A titre liminaire, il convient de rappeler qu’en mai 2018, une partie du code source de l’application Parcoursup a déjà été publiée (disponible ici), notamment celle relative aux algorithmes ou, du moins, à leur présentation.

 

Selon les estimations de la Cour des comptes, seulement 1 % du nombre de lignes de code et moins de 2 % des fichiers produits dans le cadre de l’exercice des missions dévolues à l’opérateur de la plate-forme ont été publiés.

 

Pour la Cour des comptes, « le code source de l’application Parcoursup remplit deux fonctions principales. D’une part, des éléments de code qui vont interagir avec les acteurs locaux, par exemple les commissions d’examen des vœux (CEV) ou les services des rectorats. D’autre part, des éléments de code qui, à partir des classements opérés par ces acteurs locaux, produisent un classement effectif. Seuls ces éléments ont été rendus publics.
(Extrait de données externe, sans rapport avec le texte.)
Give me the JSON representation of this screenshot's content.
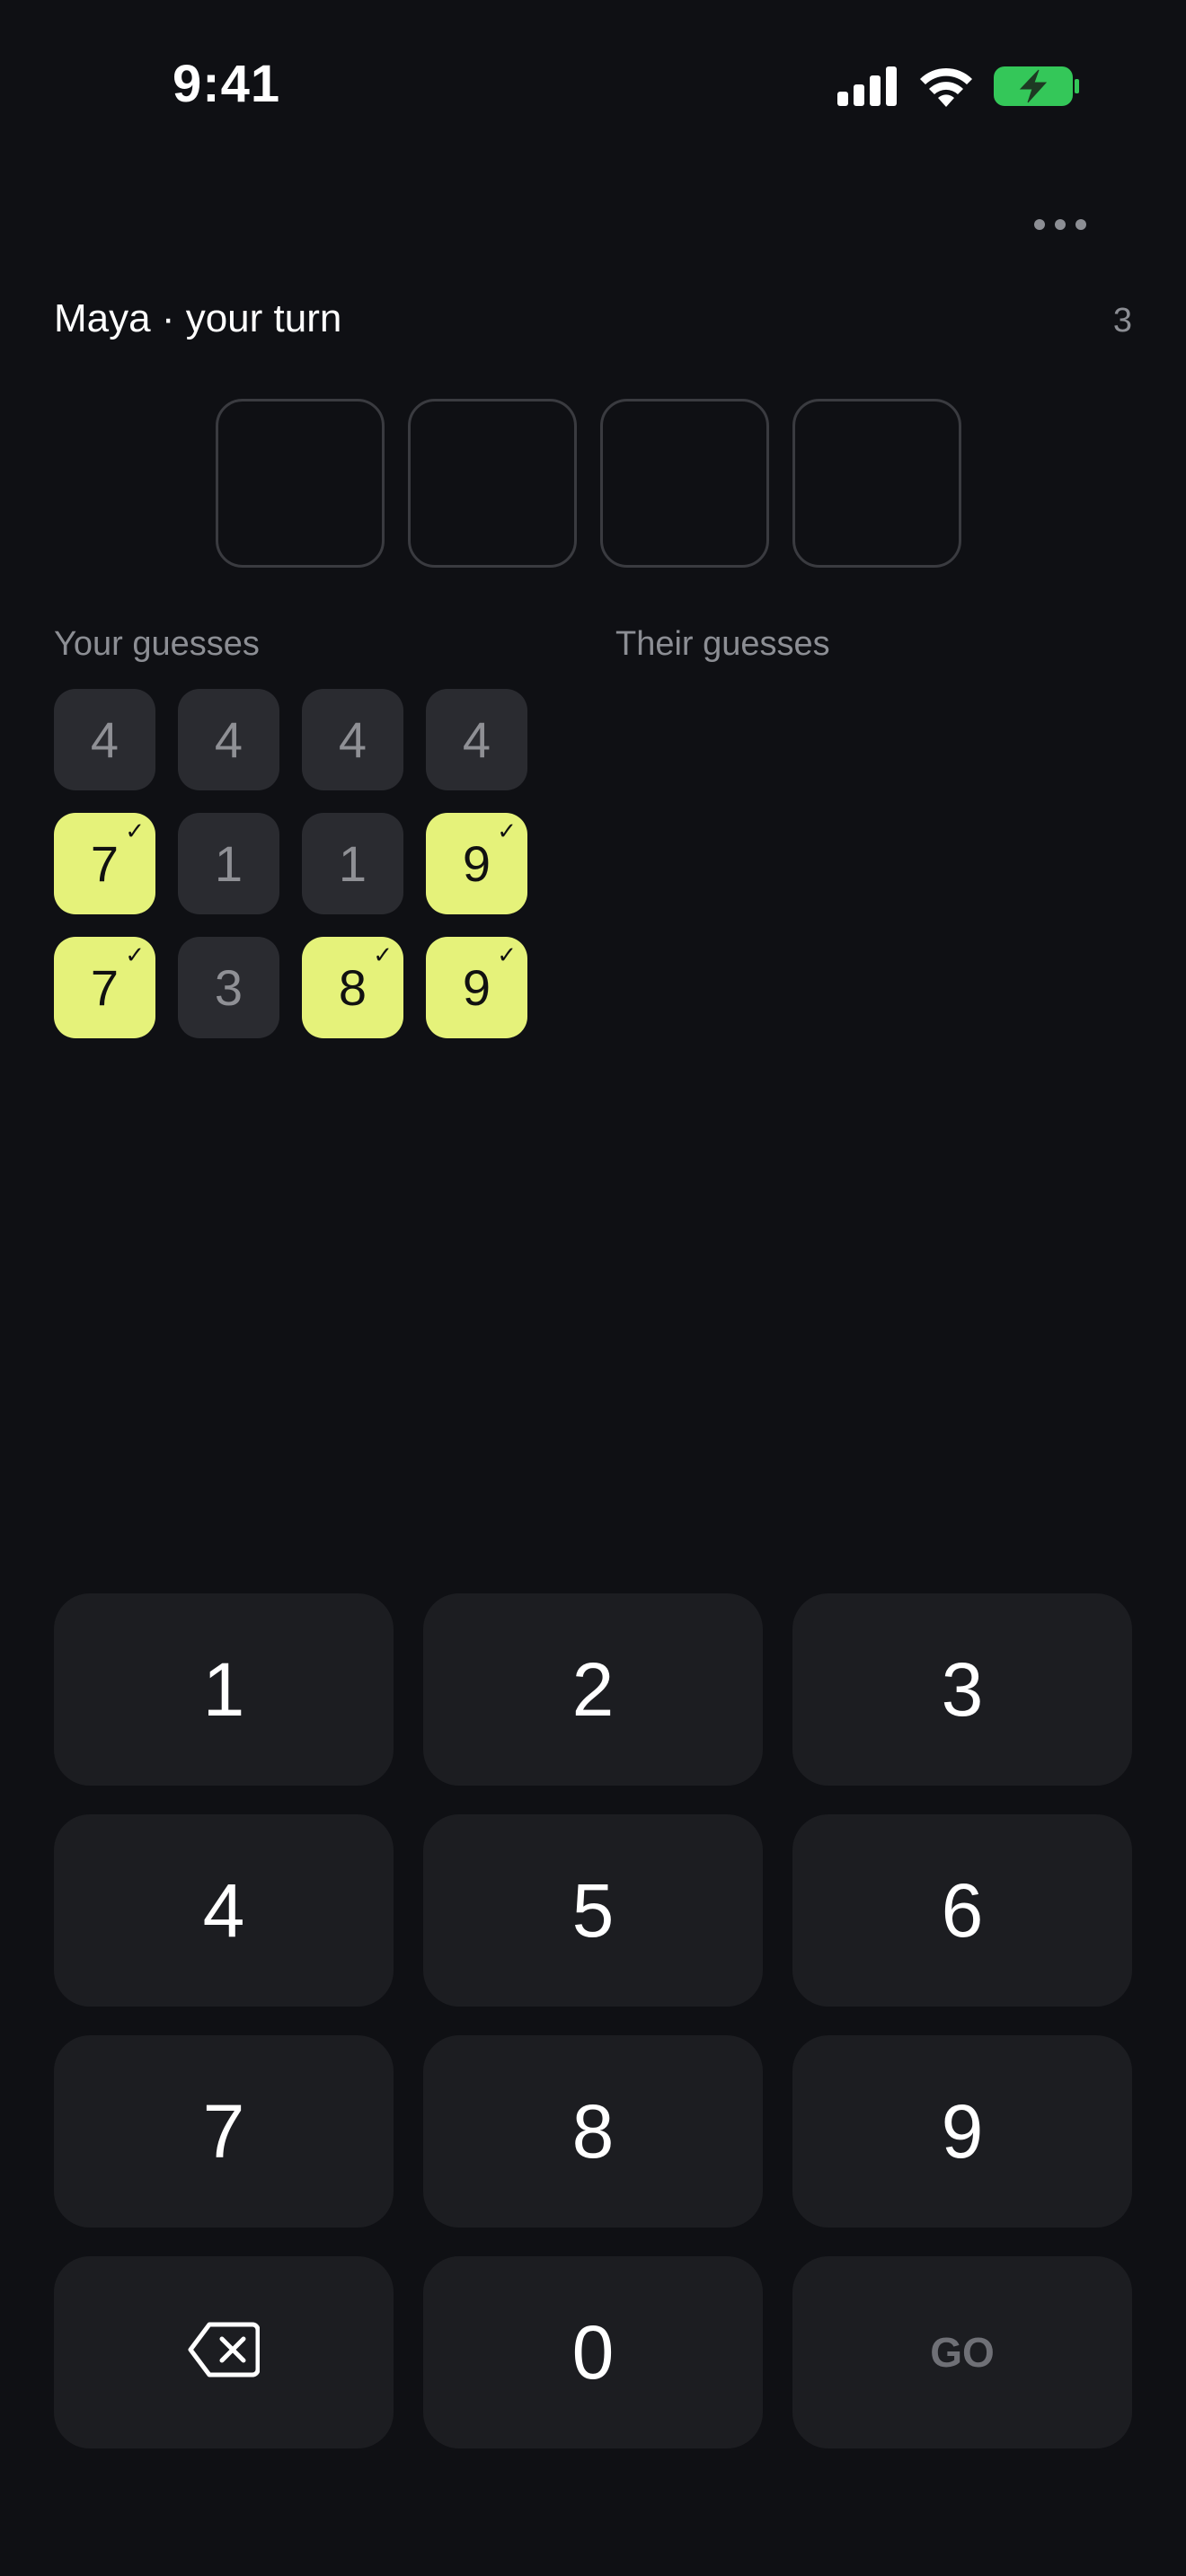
{
  "status_bar": {
    "time": "9:41",
    "battery_color": "#34c759"
  },
  "header": {
    "player_label": "Maya · your turn",
    "round_count": "3",
    "more_icon": "ellipsis-icon"
  },
  "input": {
    "slots": [
      "",
      "",
      "",
      ""
    ]
  },
  "sections": {
    "your_guesses": "Your guesses",
    "their_guesses": "Their guesses"
  },
  "your_guesses": [
    [
      {
        "digit": "4",
        "correct": false
      },
      {
        "digit": "4",
        "correct": false
      },
      {
        "digit": "4",
        "correct": false
      },
      {
        "digit": "4",
        "correct": false
      }
    ],
    [
      {
        "digit": "7",
        "correct": true
      },
      {
        "digit": "1",
        "correct": false
      },
      {
        "digit": "1",
        "correct": false
      },
      {
        "digit": "9",
        "correct": true
      }
    ],
    [
      {
        "digit": "7",
        "correct": true
      },
      {
        "digit": "3",
        "correct": false
      },
      {
        "digit": "8",
        "correct": true
      },
      {
        "digit": "9",
        "correct": true
      }
    ]
  ],
  "their_guesses": [],
  "keypad": {
    "keys": [
      "1",
      "2",
      "3",
      "4",
      "5",
      "6",
      "7",
      "8",
      "9"
    ],
    "zero": "0",
    "go_label": "GO",
    "backspace_icon": "backspace-icon"
  },
  "colors": {
    "background": "#0f1014",
    "hit_tile": "#e5f27a",
    "miss_tile": "#2a2b30",
    "key_bg": "#1c1d21"
  }
}
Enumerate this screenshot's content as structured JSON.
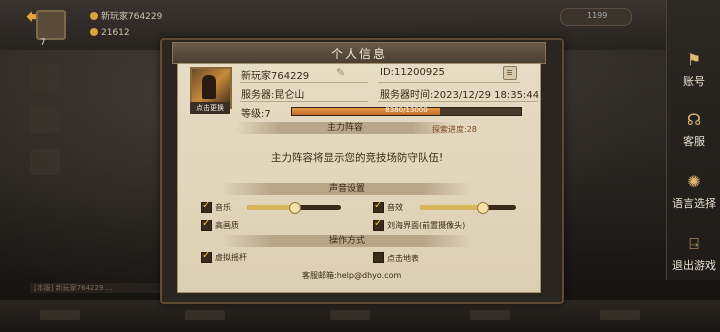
{
  "background_ui": {
    "player_name": "新玩家764229",
    "coins": "21612",
    "level_mini": "7",
    "top_right": "1199",
    "chat_text": "[本服] 新玩家764229 ..."
  },
  "right_panel": {
    "account_label": "账号",
    "service_label": "客服",
    "language_label": "语言选择",
    "exit_label": "退出游戏"
  },
  "dialog": {
    "title": "个人信息",
    "player_name": "新玩家764229",
    "id_text": "ID:11200925",
    "server_text": "服务器:昆仑山",
    "server_time_text": "服务器时间:2023/12/29 18:35:44",
    "level_text": "等级:7",
    "xp_text": "8380/13000",
    "xp_fraction": 0.645,
    "swap_label": "点击更换",
    "lineup_section": "主力阵容",
    "explore_progress": "探索进度:28",
    "lineup_message": "主力阵容将显示您的竞技场防守队伍!",
    "sound_section": "声音设置",
    "music_label": "音乐",
    "music_level": 0.5,
    "sfx_label": "音效",
    "sfx_level": 0.65,
    "hd_label": "高画质",
    "notch_label": "刘海界面(前置摄像头)",
    "control_section": "操作方式",
    "joystick_label": "虚拟摇杆",
    "tap_ground_label": "点击地表",
    "support_email": "客服邮箱:help@dhyo.com"
  },
  "colors": {
    "accent": "#e6a33a",
    "paper": "#e7dcc4",
    "xp": "#d87a3a"
  }
}
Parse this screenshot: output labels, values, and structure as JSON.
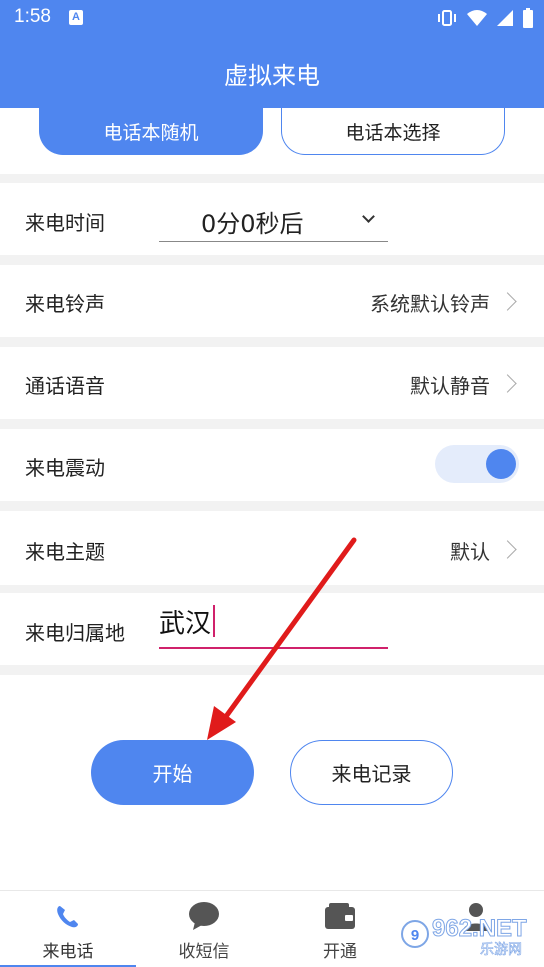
{
  "status_bar": {
    "time": "1:58",
    "notification_icon": "A"
  },
  "app_bar": {
    "title": "虚拟来电"
  },
  "segment": {
    "random_label": "电话本随机",
    "select_label": "电话本选择"
  },
  "settings": {
    "call_time": {
      "label": "来电时间",
      "value": "0分0秒后"
    },
    "ringtone": {
      "label": "来电铃声",
      "value": "系统默认铃声"
    },
    "voice": {
      "label": "通话语音",
      "value": "默认静音"
    },
    "vibrate": {
      "label": "来电震动",
      "enabled": true
    },
    "theme": {
      "label": "来电主题",
      "value": "默认"
    },
    "location": {
      "label": "来电归属地",
      "value": "武汉"
    }
  },
  "actions": {
    "start_label": "开始",
    "record_label": "来电记录"
  },
  "tabs": [
    {
      "label": "来电话",
      "icon": "phone-icon",
      "active": true
    },
    {
      "label": "收短信",
      "icon": "chat-bubble-icon",
      "active": false
    },
    {
      "label": "开通",
      "icon": "wallet-icon",
      "active": false
    },
    {
      "label": "",
      "icon": "user-icon",
      "active": false
    }
  ],
  "watermark": {
    "text": "962.NET",
    "subtext": "乐游网"
  },
  "colors": {
    "accent": "#4f86ef",
    "input_focus": "#d0216b",
    "annotation_arrow": "#e01b1b"
  }
}
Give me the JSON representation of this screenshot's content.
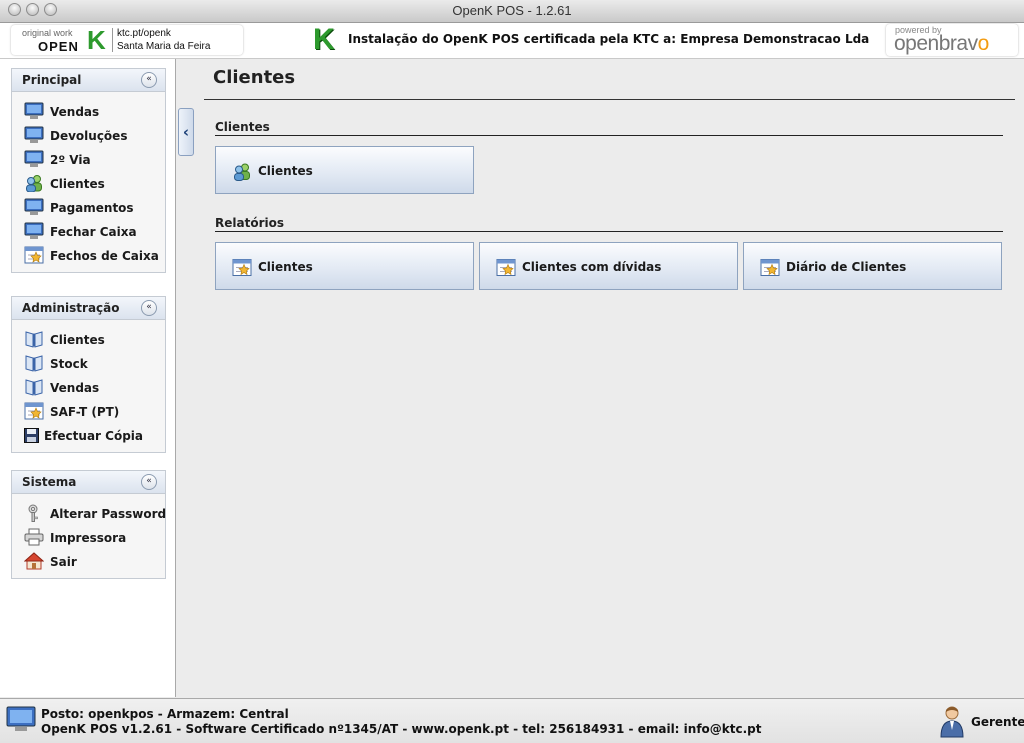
{
  "window": {
    "title": "OpenK POS - 1.2.61"
  },
  "header": {
    "logo": {
      "original": "original work",
      "open": "OPEN",
      "k": "K",
      "url": "ktc.pt/openk",
      "location": "Santa Maria da Feira"
    },
    "k_glyph": "K",
    "certification": "Instalação do OpenK POS certificada pela KTC a: Empresa Demonstracao Lda",
    "openbravo": {
      "powered": "powered by",
      "brand_start": "openbrav",
      "brand_end": "o"
    }
  },
  "sidebar": {
    "groups": [
      {
        "title": "Principal",
        "items": [
          {
            "label": "Vendas",
            "icon": "monitor"
          },
          {
            "label": "Devoluções",
            "icon": "monitor"
          },
          {
            "label": "2º Via",
            "icon": "monitor"
          },
          {
            "label": "Clientes",
            "icon": "users"
          },
          {
            "label": "Pagamentos",
            "icon": "monitor"
          },
          {
            "label": "Fechar Caixa",
            "icon": "monitor"
          },
          {
            "label": "Fechos de Caixa",
            "icon": "report"
          }
        ]
      },
      {
        "title": "Administração",
        "items": [
          {
            "label": "Clientes",
            "icon": "book"
          },
          {
            "label": "Stock",
            "icon": "book"
          },
          {
            "label": "Vendas",
            "icon": "book"
          },
          {
            "label": "SAF-T (PT)",
            "icon": "report"
          },
          {
            "label": "Efectuar Cópia",
            "icon": "floppy"
          }
        ]
      },
      {
        "title": "Sistema",
        "items": [
          {
            "label": "Alterar Password",
            "icon": "key"
          },
          {
            "label": "Impressora",
            "icon": "printer"
          },
          {
            "label": "Sair",
            "icon": "home"
          }
        ]
      }
    ],
    "collapse_glyph": "«",
    "toggle_glyph": "‹"
  },
  "main": {
    "title": "Clientes",
    "sections": [
      {
        "label": "Clientes",
        "buttons": [
          {
            "label": "Clientes",
            "icon": "users"
          }
        ]
      },
      {
        "label": "Relatórios",
        "buttons": [
          {
            "label": "Clientes",
            "icon": "report"
          },
          {
            "label": "Clientes com dívidas",
            "icon": "report"
          },
          {
            "label": "Diário de Clientes",
            "icon": "report"
          }
        ]
      }
    ]
  },
  "status": {
    "line1": "Posto: openkpos - Armazem: Central",
    "line2": "OpenK POS v1.2.61 - Software Certificado nº1345/AT - www.openk.pt - tel: 256184931 - email: info@ktc.pt",
    "user": "Gerente"
  },
  "colors": {
    "accent_green": "#2d9a2d",
    "button_border": "#8ea3bf",
    "openbravo_orange": "#f39c12"
  }
}
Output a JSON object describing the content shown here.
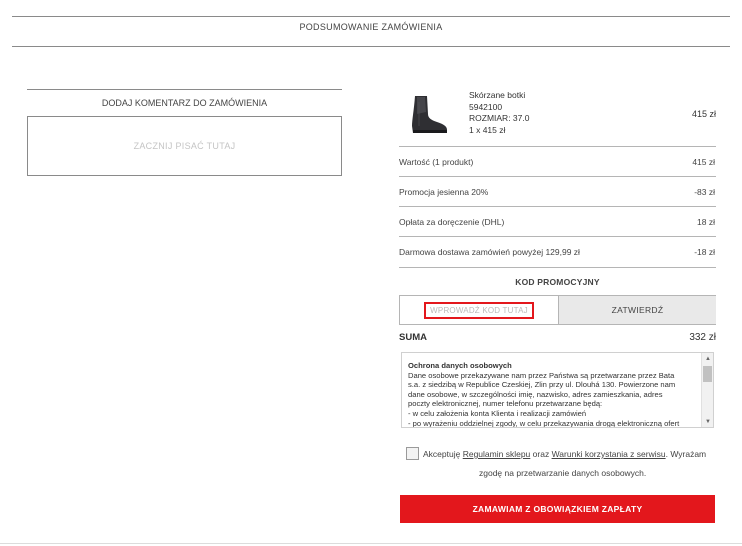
{
  "header": {
    "title": "PODSUMOWANIE ZAMÓWIENIA"
  },
  "comment": {
    "title": "DODAJ KOMENTARZ DO ZAMÓWIENIA",
    "placeholder": "ZACZNIJ PISAĆ TUTAJ"
  },
  "product": {
    "name": "Skórzane botki",
    "code": "5942100",
    "size": "ROZMIAR: 37.0",
    "quantity": "1 x 415 zł",
    "price": "415 zł",
    "image_icon": "ankle-boot-icon"
  },
  "summary_rows": [
    {
      "label": "Wartość (1 produkt)",
      "value": "415 zł"
    },
    {
      "label": "Promocja jesienna 20%",
      "value": "-83 zł"
    },
    {
      "label": "Opłata za doręczenie (DHL)",
      "value": "18 zł"
    },
    {
      "label": "Darmowa dostawa zamówień powyżej 129,99 zł",
      "value": "-18 zł"
    }
  ],
  "promo": {
    "title": "KOD PROMOCYJNY",
    "placeholder": "WPROWADŹ KOD TUTAJ",
    "button": "ZATWIERDŹ"
  },
  "total": {
    "label": "SUMA",
    "value": "332 zł"
  },
  "privacy": {
    "heading": "Ochrona danych osobowych",
    "lines": [
      "Dane osobowe przekazywane nam przez Państwa są przetwarzane przez Bata",
      "s.a. z siedzibą w Republice Czeskiej, Zlin przy ul. Dlouhá 130. Powierzone nam",
      "dane osobowe, w szczególności imię, nazwisko, adres zamieszkania, adres",
      "poczty elektronicznej, numer telefonu przetwarzane będą:",
      "- w celu założenia konta Klienta i realizacji zamówień",
      "- po wyrażeniu oddzielnej zgody, w celu przekazywania drogą elektroniczną ofert"
    ]
  },
  "accept": {
    "prefix": "Akceptuję",
    "link1": "Regulamin sklepu",
    "middle": "oraz",
    "link2": "Warunki korzystania z serwisu",
    "suffix": ". Wyrażam",
    "line2": "zgodę na przetwarzanie danych osobowych."
  },
  "order_button": "ZAMAWIAM Z OBOWIĄZKIEM ZAPŁATY",
  "colors": {
    "accent": "#e3171c",
    "border": "#b5b5b5"
  }
}
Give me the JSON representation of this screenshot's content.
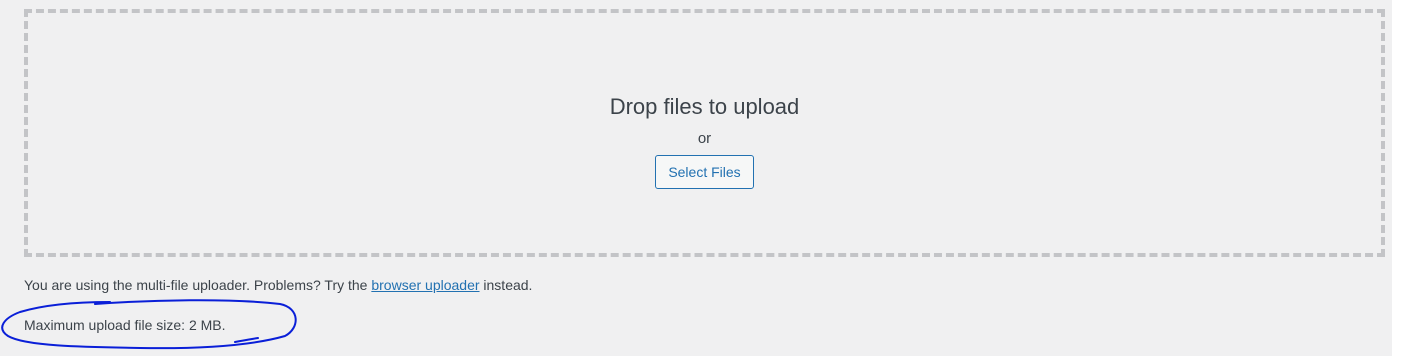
{
  "upload": {
    "title": "Drop files to upload",
    "or": "or",
    "select_button": "Select Files",
    "note_prefix": "You are using the multi-file uploader. Problems? Try the ",
    "note_link": "browser uploader",
    "note_suffix": " instead.",
    "max_size": "Maximum upload file size: 2 MB."
  },
  "colors": {
    "background": "#f0f0f1",
    "accent": "#2271b1",
    "annotation": "#0a1fd8"
  }
}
Ces derniers se révèlent d’un intérêt limité pour assurer la transparence du système » (Rapport de la Cour des comptes de février 2020, « Un premier bilan de l’accès à l’enseignement supérieur dans le cadre de la loi orientation et réussite des étudiants, page 54).

 

C’est donc pour aller au bout de cette démarche que l’association Ouvre-boite a sollicité la communication des 2690 fichiers de code source SQL et 21 fichiers de code source Java non publiés.

 

I/ Sur le caractère communicable d’un code source d’application

 

Le droit français s’est longtemps désintéressé de la transparence des algorithmes et logiciels utilisés par l’administration.

 

Dans sa version initiale, le livre III du code des relations entre le public et l’administration était ainsi muet sur ce point et ce n’est que la promulgation de la loi n°2016-1321 du 7 octobre 2016 pour une République numérique qui est venu ajouter à l’article L.300-2 du code des relations entre le public et l’administration définissant les documents administratifs communicables, les termes « code sources ».

 

Ce mouvement vers la transparence apparaît en phase avec l’importance croissante donnée au numérique dans l’action publique aujourd’hui et s’inscrit dans la continuité de la démarche, initiée notamment dans le domaine du droit public économique et du droit électoral, par la loi n° 93-122 du 29 janvier 1993 relative à la prévention de la corruption et à la transparence de la vie économique et des procédures publiques, dite « Sapin I ».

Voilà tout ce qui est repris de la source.